Cut cauliflower in quarters and remove the core. Add to the Le Creuset casserole, drizzle with 1-1/2 Tbsp olive oil, 1/2 tsp salt, and 1/4 tsp pepper. Bake in oven for 30 to 40 minutes until browning and tender. Remove from the oven and let cool slightly.
While cauliflower is cooking, blanch the green beans in salted boiling water until barely tender, about 4 minutes. Drain and add beans quickly to ice water.
Break cauliflower into florets and purée in a blender with chicken stock until very smooth, adding more stock if needed.

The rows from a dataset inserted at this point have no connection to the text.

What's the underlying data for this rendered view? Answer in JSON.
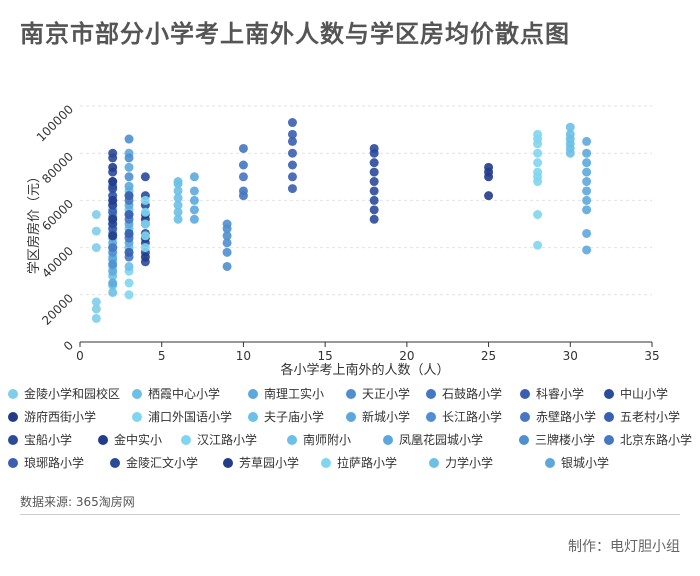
{
  "page": {
    "title": "南京市部分小学考上南外人数与学区房均价散点图"
  },
  "footer": {
    "source": "数据来源: 365淘房网",
    "credit": "制作：电灯胆小组"
  },
  "chart_data": {
    "type": "scatter",
    "title": "南京市部分小学考上南外人数与学区房均价散点图",
    "xlabel": "各小学考上南外的人数（人）",
    "ylabel": "学区房房价（元）",
    "xlim": [
      0,
      35
    ],
    "ylim": [
      0,
      100000
    ],
    "x_ticks": [
      "0",
      "5",
      "10",
      "15",
      "20",
      "25",
      "30",
      "35"
    ],
    "y_ticks": [
      "0",
      "20000",
      "40000",
      "60000",
      "80000",
      "100000"
    ],
    "grid": true,
    "legend_position": "bottom",
    "series": [
      {
        "name": "金陵小学和园校区",
        "color": "#7fcdea",
        "x": 1,
        "values": [
          10000,
          14000,
          17000,
          40000,
          47000,
          54000
        ]
      },
      {
        "name": "栖霞中心小学",
        "color": "#6cc0e5",
        "x": 2,
        "values": [
          21000,
          24000,
          28000,
          32000,
          36000,
          40000,
          44000,
          48000
        ]
      },
      {
        "name": "南理工实小",
        "color": "#5ca8dc",
        "x": 2,
        "values": [
          25000,
          30000,
          35000,
          42000,
          50000,
          56000
        ]
      },
      {
        "name": "天正小学",
        "color": "#4f8fd0",
        "x": 2,
        "values": [
          33000,
          38000,
          45000,
          52000,
          58000,
          62000
        ]
      },
      {
        "name": "石鼓路小学",
        "color": "#4577c2",
        "x": 2,
        "values": [
          40000,
          46000,
          53000,
          60000,
          66000
        ]
      },
      {
        "name": "科睿小学",
        "color": "#3a5fb0",
        "x": 2,
        "values": [
          48000,
          55000,
          62000,
          68000
        ]
      },
      {
        "name": "中山小学",
        "color": "#2a4a9a",
        "x": 2,
        "values": [
          50000,
          58000,
          65000,
          72000,
          78000,
          80000
        ]
      },
      {
        "name": "游府西街小学",
        "color": "#233c8a",
        "x": 2,
        "values": [
          45000,
          52000,
          60000,
          68000,
          74000
        ]
      },
      {
        "name": "浦口外国语小学",
        "color": "#7fd6f0",
        "x": 3,
        "values": [
          20000,
          25000,
          30000,
          38000,
          45000
        ]
      },
      {
        "name": "夫子庙小学",
        "color": "#6cc0e5",
        "x": 3,
        "values": [
          32000,
          40000,
          48000,
          56000,
          64000
        ]
      },
      {
        "name": "新城小学",
        "color": "#5ca8dc",
        "x": 3,
        "values": [
          42000,
          50000,
          58000,
          66000,
          74000,
          80000
        ]
      },
      {
        "name": "长江路小学",
        "color": "#4f8fd0",
        "x": 3,
        "values": [
          46000,
          54000,
          62000,
          70000,
          78000,
          86000
        ]
      },
      {
        "name": "赤壁路小学",
        "color": "#4577c2",
        "x": 3,
        "values": [
          36000,
          44000,
          52000,
          60000
        ]
      },
      {
        "name": "五老村小学",
        "color": "#3a5fb0",
        "x": 3,
        "values": [
          38000,
          46000,
          54000,
          62000
        ]
      },
      {
        "name": "宝船小学",
        "color": "#2a4a9a",
        "x": 4,
        "values": [
          34000,
          38000,
          42000,
          46000,
          50000,
          54000,
          58000,
          62000,
          70000
        ]
      },
      {
        "name": "金中实小",
        "color": "#233c8a",
        "x": 4,
        "values": [
          36000,
          44000,
          52000
        ]
      },
      {
        "name": "汉江路小学",
        "color": "#7fd6f0",
        "x": 4,
        "values": [
          40000,
          45000,
          50000,
          55000,
          60000
        ]
      },
      {
        "name": "南师附小",
        "color": "#6cc0e5",
        "x": 6,
        "values": [
          52000,
          55000,
          58000,
          61000,
          64000,
          67000,
          68000
        ]
      },
      {
        "name": "凤凰花园城小学",
        "color": "#5ca8dc",
        "x": 7,
        "values": [
          52000,
          56000,
          60000,
          64000,
          70000
        ]
      },
      {
        "name": "三牌楼小学",
        "color": "#4f8fd0",
        "x": 9,
        "values": [
          32000,
          38000,
          42000,
          45000,
          48000,
          50000
        ]
      },
      {
        "name": "北京东路小学",
        "color": "#4577c2",
        "x": 10,
        "values": [
          62000,
          64000,
          70000,
          75000,
          82000
        ]
      },
      {
        "name": "琅琊路小学",
        "color": "#3a5fb0",
        "x": 13,
        "values": [
          65000,
          70000,
          75000,
          80000,
          85000,
          88000,
          93000
        ]
      },
      {
        "name": "金陵汇文小学",
        "color": "#2a4a9a",
        "x": 18,
        "values": [
          52000,
          56000,
          60000,
          64000,
          68000,
          72000,
          76000,
          80000,
          82000
        ]
      },
      {
        "name": "芳草园小学",
        "color": "#233c8a",
        "x": 25,
        "values": [
          62000,
          70000,
          72000,
          74000
        ]
      },
      {
        "name": "拉萨路小学",
        "color": "#7fd6f0",
        "x": 28,
        "values": [
          41000,
          54000,
          68000,
          70000,
          72000,
          76000,
          80000,
          84000,
          86000,
          88000
        ]
      },
      {
        "name": "力学小学",
        "color": "#6cc0e5",
        "x": 30,
        "values": [
          80000,
          82000,
          84000,
          86000,
          88000,
          91000
        ]
      },
      {
        "name": "银城小学",
        "color": "#5ca8dc",
        "x": 31,
        "values": [
          39000,
          46000,
          56000,
          60000,
          64000,
          68000,
          72000,
          76000,
          80000,
          85000
        ]
      }
    ]
  }
}
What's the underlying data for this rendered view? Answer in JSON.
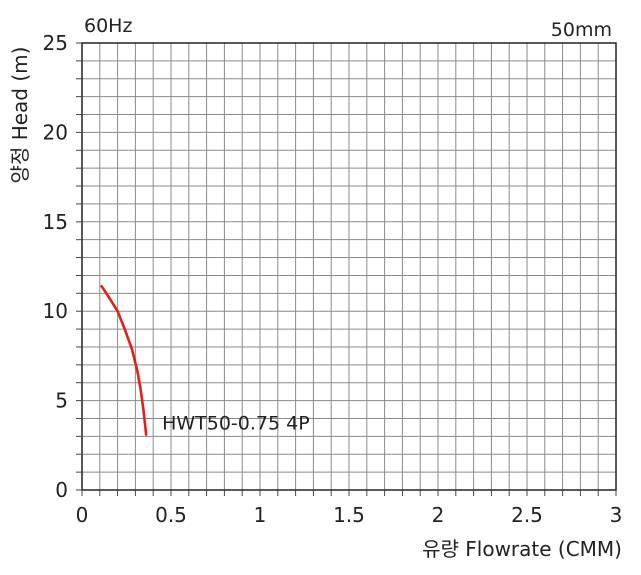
{
  "chart_data": {
    "type": "line",
    "freq_label": "60Hz",
    "size_label": "50mm",
    "ylabel": "양정 Head (m)",
    "xlabel": "유량 Flowrate (CMM)",
    "xlim": [
      0,
      3
    ],
    "ylim": [
      0,
      25
    ],
    "x_ticks": [
      "0",
      "0.5",
      "1",
      "1.5",
      "2",
      "2.5",
      "3"
    ],
    "y_ticks": [
      "0",
      "5",
      "10",
      "15",
      "20",
      "25"
    ],
    "grid": true,
    "series": [
      {
        "name": "HWT50-0.75 4P",
        "color": "#e0201c",
        "x": [
          0.11,
          0.15,
          0.2,
          0.24,
          0.28,
          0.31,
          0.33,
          0.345,
          0.355,
          0.36
        ],
        "y": [
          11.4,
          10.8,
          10.0,
          9.0,
          7.9,
          6.7,
          5.6,
          4.5,
          3.6,
          3.1
        ]
      }
    ]
  }
}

Heat a large sauté pan over medium-high heat and sauté the mushrooms in the remaining 1-1/2 Tbsp olive oil until browned and cooked through. Reduce the heat to medium, then add the butter, shallots, garlic, and thyme. Stir and cook until shallots are translucent. Add the cream and cook, stirring for 4 to 5 minutes until reduced by a third. Add cauliflower with 1 tsp salt and 1/4 tsp pepper, then stir and cook until heated through. Remove from the heat and stir in the lemon zest and Worcestershire sauce.
Drain green beans well and mix together with the cauliflower cream in the casserole dish. Spread evenly and top with Parmesan. Bake in the oven until brown and bubbling, 10 to 15 minutes.